Views: 2404
par Brigitte Axelrad – SPS n° 293, hors-série Psychanalyse, décembre 2010 publié par l’AFIS
Pankejeff erre alors de cure en cure, d’analyste en analyste et finalement entre à l’asile de Vienne, où il meurt en 1978, à 80 ans passés. Une journaliste autrichienne, Karin Obholzer, l’avait retrouvé quelques années auparavant et avait recueilli ses confidences (contre la promesse de ne les publier qu’après sa mort, car il recevait régulièrement de l’argent du directeur des Archives Freud, qui n’avait évidemment pas intérêt à ce qu’il parle). L’Homme aux loups avoue « En réalité, toute cette histoire ressemble à une catastrophe. Je suis dans le même état que lorsque je suis venu voir Freud pour la première fois. […] Tout ça c’est du pipeau. […] Au lieu de m’avoir fait du bien, les psychanalystes m’ont fait du mal. » (Franck J. Sulloway, 2005, « Qui a peur de l’homme aux loups ? » Le Livre Noir de la psychanalyse, Paris, Ed des Arènes, pp. 104-109).

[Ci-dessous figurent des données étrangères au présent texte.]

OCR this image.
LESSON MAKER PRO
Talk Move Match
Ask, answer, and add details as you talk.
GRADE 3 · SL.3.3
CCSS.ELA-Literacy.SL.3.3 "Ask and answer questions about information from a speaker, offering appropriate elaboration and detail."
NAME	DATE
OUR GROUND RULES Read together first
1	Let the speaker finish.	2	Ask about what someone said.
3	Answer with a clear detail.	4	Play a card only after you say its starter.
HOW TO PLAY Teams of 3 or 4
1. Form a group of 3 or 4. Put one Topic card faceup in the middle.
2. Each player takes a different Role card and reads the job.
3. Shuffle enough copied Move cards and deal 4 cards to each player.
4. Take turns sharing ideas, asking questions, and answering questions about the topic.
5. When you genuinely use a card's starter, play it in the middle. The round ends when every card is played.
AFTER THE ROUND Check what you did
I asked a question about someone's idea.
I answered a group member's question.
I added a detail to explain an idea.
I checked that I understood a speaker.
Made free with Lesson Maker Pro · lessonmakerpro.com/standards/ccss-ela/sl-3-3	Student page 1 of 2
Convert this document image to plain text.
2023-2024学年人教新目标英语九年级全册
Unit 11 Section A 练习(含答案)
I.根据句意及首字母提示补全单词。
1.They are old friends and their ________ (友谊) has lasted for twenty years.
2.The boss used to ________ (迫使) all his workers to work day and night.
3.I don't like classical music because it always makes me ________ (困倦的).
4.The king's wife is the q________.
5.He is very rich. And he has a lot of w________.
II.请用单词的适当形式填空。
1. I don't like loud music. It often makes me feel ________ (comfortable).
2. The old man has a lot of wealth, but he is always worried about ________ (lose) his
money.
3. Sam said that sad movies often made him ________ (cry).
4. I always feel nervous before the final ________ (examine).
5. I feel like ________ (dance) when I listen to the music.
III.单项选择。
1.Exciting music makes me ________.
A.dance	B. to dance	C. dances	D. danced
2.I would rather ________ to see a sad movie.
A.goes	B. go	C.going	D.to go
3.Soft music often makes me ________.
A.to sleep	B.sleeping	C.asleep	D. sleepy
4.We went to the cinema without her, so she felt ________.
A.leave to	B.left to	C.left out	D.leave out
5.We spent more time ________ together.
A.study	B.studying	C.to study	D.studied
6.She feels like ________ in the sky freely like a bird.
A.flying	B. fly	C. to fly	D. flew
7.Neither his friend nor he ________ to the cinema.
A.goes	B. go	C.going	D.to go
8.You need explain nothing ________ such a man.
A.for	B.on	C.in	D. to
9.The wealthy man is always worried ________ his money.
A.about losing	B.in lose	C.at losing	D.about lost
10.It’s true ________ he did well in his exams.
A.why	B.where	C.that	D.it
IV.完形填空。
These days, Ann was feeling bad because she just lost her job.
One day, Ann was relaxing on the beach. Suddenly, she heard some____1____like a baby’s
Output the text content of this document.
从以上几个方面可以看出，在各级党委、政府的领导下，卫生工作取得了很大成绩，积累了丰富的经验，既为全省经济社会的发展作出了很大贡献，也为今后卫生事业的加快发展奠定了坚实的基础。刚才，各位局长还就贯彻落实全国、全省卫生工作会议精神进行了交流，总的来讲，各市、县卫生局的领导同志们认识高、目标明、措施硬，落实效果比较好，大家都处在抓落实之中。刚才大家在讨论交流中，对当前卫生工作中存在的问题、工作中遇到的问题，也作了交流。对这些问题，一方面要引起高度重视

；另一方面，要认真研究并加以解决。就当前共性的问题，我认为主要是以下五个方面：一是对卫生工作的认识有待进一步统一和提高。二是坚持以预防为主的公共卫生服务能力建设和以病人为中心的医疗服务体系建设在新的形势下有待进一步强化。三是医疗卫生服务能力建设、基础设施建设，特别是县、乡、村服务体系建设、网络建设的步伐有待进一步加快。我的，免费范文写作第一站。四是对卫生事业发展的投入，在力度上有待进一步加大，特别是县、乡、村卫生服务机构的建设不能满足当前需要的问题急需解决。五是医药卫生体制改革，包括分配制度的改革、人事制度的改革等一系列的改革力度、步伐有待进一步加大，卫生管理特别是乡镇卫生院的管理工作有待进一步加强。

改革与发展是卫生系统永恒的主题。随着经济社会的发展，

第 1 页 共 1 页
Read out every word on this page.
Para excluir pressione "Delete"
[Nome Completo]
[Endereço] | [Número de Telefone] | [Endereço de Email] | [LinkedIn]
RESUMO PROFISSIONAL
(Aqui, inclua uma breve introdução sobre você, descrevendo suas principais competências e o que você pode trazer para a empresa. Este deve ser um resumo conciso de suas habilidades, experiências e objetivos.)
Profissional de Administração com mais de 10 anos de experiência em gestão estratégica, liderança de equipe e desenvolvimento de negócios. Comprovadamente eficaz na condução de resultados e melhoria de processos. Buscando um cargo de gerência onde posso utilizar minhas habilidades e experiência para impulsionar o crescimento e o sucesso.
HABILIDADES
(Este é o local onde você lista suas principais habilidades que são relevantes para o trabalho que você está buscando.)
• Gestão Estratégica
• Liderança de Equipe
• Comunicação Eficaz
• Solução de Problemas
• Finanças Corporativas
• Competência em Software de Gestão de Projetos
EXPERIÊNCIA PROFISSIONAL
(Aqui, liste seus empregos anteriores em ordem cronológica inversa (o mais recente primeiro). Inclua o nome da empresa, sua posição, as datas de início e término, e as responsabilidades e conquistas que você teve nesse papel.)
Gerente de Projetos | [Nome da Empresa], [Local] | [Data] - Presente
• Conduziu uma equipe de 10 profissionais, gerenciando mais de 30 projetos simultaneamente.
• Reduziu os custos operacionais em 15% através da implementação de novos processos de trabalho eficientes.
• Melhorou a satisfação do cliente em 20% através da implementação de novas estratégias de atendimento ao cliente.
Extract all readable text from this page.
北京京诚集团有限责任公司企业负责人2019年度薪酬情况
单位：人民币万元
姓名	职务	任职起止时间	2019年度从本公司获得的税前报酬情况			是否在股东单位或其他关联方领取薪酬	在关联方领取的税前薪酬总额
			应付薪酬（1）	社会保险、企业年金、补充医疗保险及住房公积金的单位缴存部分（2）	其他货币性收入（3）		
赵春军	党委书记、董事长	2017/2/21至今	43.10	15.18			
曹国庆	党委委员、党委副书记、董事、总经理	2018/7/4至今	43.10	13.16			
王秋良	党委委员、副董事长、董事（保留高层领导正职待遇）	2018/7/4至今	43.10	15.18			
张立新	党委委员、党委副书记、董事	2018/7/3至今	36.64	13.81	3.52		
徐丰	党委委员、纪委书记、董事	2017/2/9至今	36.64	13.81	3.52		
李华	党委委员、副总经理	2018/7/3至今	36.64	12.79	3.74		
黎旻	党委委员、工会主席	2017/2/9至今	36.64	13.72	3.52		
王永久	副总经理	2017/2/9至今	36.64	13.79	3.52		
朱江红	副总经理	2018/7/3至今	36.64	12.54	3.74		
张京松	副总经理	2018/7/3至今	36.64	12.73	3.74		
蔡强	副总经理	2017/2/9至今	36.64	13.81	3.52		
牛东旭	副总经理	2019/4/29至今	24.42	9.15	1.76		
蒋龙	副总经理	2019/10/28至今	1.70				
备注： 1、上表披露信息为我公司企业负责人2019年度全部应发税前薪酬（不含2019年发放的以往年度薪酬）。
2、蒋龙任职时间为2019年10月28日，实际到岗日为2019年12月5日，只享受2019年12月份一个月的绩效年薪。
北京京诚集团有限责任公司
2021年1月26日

Dans une lettre du 13 février 1910, dès le début de l’analyse, Freud confie à Ferenczi qu’il est l’objet d’un transfert négatif violent de la part de son patient : « Un jeune Russe riche, que j’ai pris en analyse à cause d’une passion amoureuse compulsive, m’a fait l’aveu, après la première séance, des transferts suivants : juif escroc, il aimerait me prendre par derrière et me chier sur la tête ».
Jacques Bénesteau, dans Mensonges Freudiens, expose avec grand art ce qui valut à Pankejeff son surnom d’homme aux loups ainsi que les aberrations des interprétations de Freud. Freud décrypte un rêve fait à quatre ans par son patient, qui rappelle une scène observée et mémorisée à 18 mois, et rapporté vingt deux ans plus tard sur le divan. Pankejeff se souvient d’avoir fait un cauchemar dans lequel six ou sept loups sont perchés, immobiles, sur un arbre devant la fenêtre. Le patient dessinera son rêve mais avec cinq loups seulement. Freud va interpréter ce rêve terme à terme depuis la couleur blanche des loups, qui évoque les sous-vêtements des parents, jusqu’aux queues des loups, qui renvoient aux symboles phalliques et à l’angoisse de castration. Puisque l’inconscient dit toujours le contraire de ce qu’il veut dire, si les loups sont immobiles, c’est que les parents sont actifs, si le rêve se passe la nuit, alors c’est que la scène se produit le jour, etc. La scène traumatique à l’origine de la phobie des loups est donc évidente : c’est, à cinq heures d’un après-midi d’été, la « scène originelle » des rapports sexuels entre ses parents, un « coïtus a tergo », une « copulation sauvage » à quatre pattes comme les loups, trois fois de suite dans la demi-heure ! Freud ne doute pas que l’enfant, qui n’a que 18 mois, a tout vu, mémorisé tous les détails de la scène, les différences anatomiques entre le père et la mère, etc. C’est ainsi que des interprétations de Freud jaillit l’explication des troubles de l’homme aux loups : il désire être sexuellement possédé de cette façon par son père, mais l’angoisse de castration l’amène à refouler ce désir. Voici l’origine de son complexe d’Œdipe inversé : il aime son père et repousse sa mère pour qu’elle lui laisse le champ libre auprès de lui. Voilà l’origine de son homosexualité et de sa névrose obsessionnelle à son arrivée chez Freud. Par ailleurs, entre autres troubles, Pankejeff présente une constipation opiniâtre dont Freud prétend le libérer. En effet, l’enfant Serguéï « aurait déféqué devant le spectacle de ses parents agités, mettant un terme à leurs occupations charnelles (sans doute y aurait-il eu, sinon, un quatrième rapport sexuel !) ».
Pourquoi finalement un tel retour du refoulé ne parvient pas à libérer l’homme aux loups de ses angoisses ? Bénesteau en donne une raison : « La scène en réalité répète un agglomérat de souvenirs de l’enfance de Freud, notamment un célèbre fragment autobiographique qu’il publia en 1899, en le prêtant déjà à quelqu’un d’autre ».
Ce n’est pas la seule fois que se vérifie la forte tendance de Freud à projeter sur les cas présentés par ses patients ses propres traumatismes, qu’il généralise ensuite pour échafauder sa théorie.